Foto: Ricardo Medeiros
Victoria Cruz
Produtora no Coletivo A baixada Grita Arte e ativista do Movimento Negro Perifa Zumbi – Rio de Janeiro
“Às quatro da manhã ele acordou, tomou café sem pão, e foi à rua, pôr o bloco pra desfilar” (4 da manhã, Criolo)
A realidade do povo brasileiro é diariamente colocar seu bloco na rua e entrar no seu interminável movimento pendular. Seu carro principal é o corpo e a força de trabalho, e a conquista da batalha é o alimento sobre a mesa.
Não é fácil vencer todos os dias; não é sempre que alguém contribui com o artista do vagão ou que ele não é retirado pelos seguranças. Não é todo dia que sua mercadoria não é apreendida ou que a bala do racismo não o encontra. Não é todo dia que uma pandemia o deixa sair de casa.
É compreensível para o mundo que certos serviços são a base para as nossas necessidades e precisam ser mantidos, mesmo que às vezes em estado de alerta como o que estamos vivendo hoje. Estes serviços são realizados em sua maioria por favelados e periféricos, ou seja, pelos pretos invisibilizados pela sociedade.
Estes só não são ignorados pelo governo e pelos patrões quando as empresas precisam de força de trabalho e mão de obra. Apesar de vários fatos estarem sendo reafirmados nessa matéria, um precisa ser destacado: as doenças ocupacionais.
Os supermercados, por exemplo, são alguns dos setores da economia que estão sendo mantidos em meio a essa pandemia. Não é preciso muito para visualizar diversas negligências e o total desamparo dos empregados nos seus ambientes de trabalho, colocando a saúde destes em risco.
De acordo com o Ministério da Saúde e s Secretária de Estado da Saúde do Rio de Janeiro, as empresas que trabalham com atendimento e mantém o funcionamento devem rever suas instalações, para proteger não só seus funcionários, mas também seus clientes, uma vez que evitar a propagação do vírus é uma responsabilidade de todos.
Tendo em vista que o novo coronavírus é propagado por meio de contatos físicos, gotículas respiratórias, na troca de objetos como o dinheiro, entre outros, existem precauções que são indispensáveis, como o distanciamento entre as pessoas, luvas para quem movimenta dinheiro, máscaras e higienização constante.
Tudo isso é ignorado pelos responsáveis de uma das filiais do supermercado Supermarket, na Pavuna, Zona Norte do Rio de Janeiro. Aglomerações são diárias e o terror escancarado nos rostos das atendentes de caixas também.

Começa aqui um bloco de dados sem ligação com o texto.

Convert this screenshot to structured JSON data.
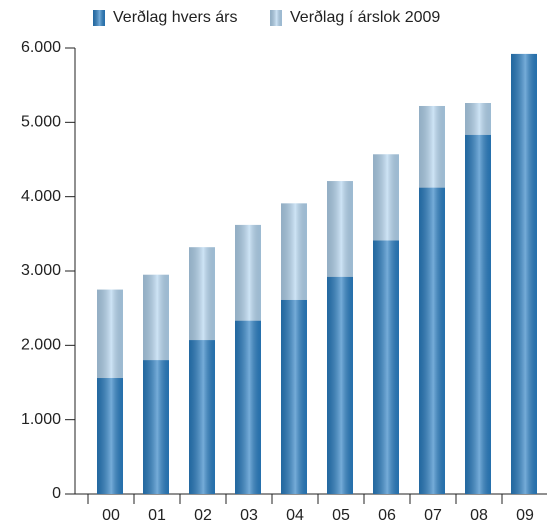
{
  "chart_data": {
    "type": "bar",
    "categories": [
      "00",
      "01",
      "02",
      "03",
      "04",
      "05",
      "06",
      "07",
      "08",
      "09"
    ],
    "series": [
      {
        "name": "Verðlag hvers árs",
        "color": "#2a7fc4",
        "values": [
          1560,
          1800,
          2070,
          2330,
          2610,
          2920,
          3410,
          4120,
          4830,
          5920
        ]
      },
      {
        "name": "Verðlag í árslok 2009",
        "color": "#b3d5f0",
        "values": [
          2750,
          2950,
          3320,
          3620,
          3910,
          4210,
          4570,
          5220,
          5260,
          5920
        ]
      }
    ],
    "ylim": [
      0,
      6000
    ],
    "yticks": [
      0,
      {
        "value": 1000,
        "label": "1.000"
      },
      {
        "value": 2000,
        "label": "2.000"
      },
      {
        "value": 3000,
        "label": "3.000"
      },
      {
        "value": 4000,
        "label": "4.000"
      },
      {
        "value": 5000,
        "label": "5.000"
      },
      {
        "value": 6000,
        "label": "6.000"
      }
    ],
    "grid": false,
    "legend": "top"
  }
}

Uma cliente resolveu manifestar seu incômodo com a situação através do SAC (Serviço de Atendimento ao Consumidor). Depois de algumas tentativas frustradas, teve retorno do gerente, que prometeu tomar uma atitude em um futuro próximo e tentou justificar o cenário com a desculpa de “terem tido pouco tempo hábil para a adaptação do serviço em uma situação de pandemia”, mesmo com todos nós tendo ciência de que estamos há aproximadamente um mês nesta situação.
Fazer barulho baixo, médio ou grande assusta. Pode parecer que se tem pouco a fazer nesta quarentena. Mas, como informação e leitura, somos pessoas dispostas a conquistar o que é nosso.
Então, para vocês que se perguntam como ajudar e se organizar socialmente nesta quarentena todos os dias, conversem com os caixas, motoristas, trabalhadores em geral, caso tenham acesso a eles. Hoje, nós temos a oportunidade e o dever de despertar e compartilhar conhecimento e informações. Neste caso, uma ligação pode ter mudado um cenário. Questionem-se: quantas ligações ou denúncias podem e devem ser feitas por nós?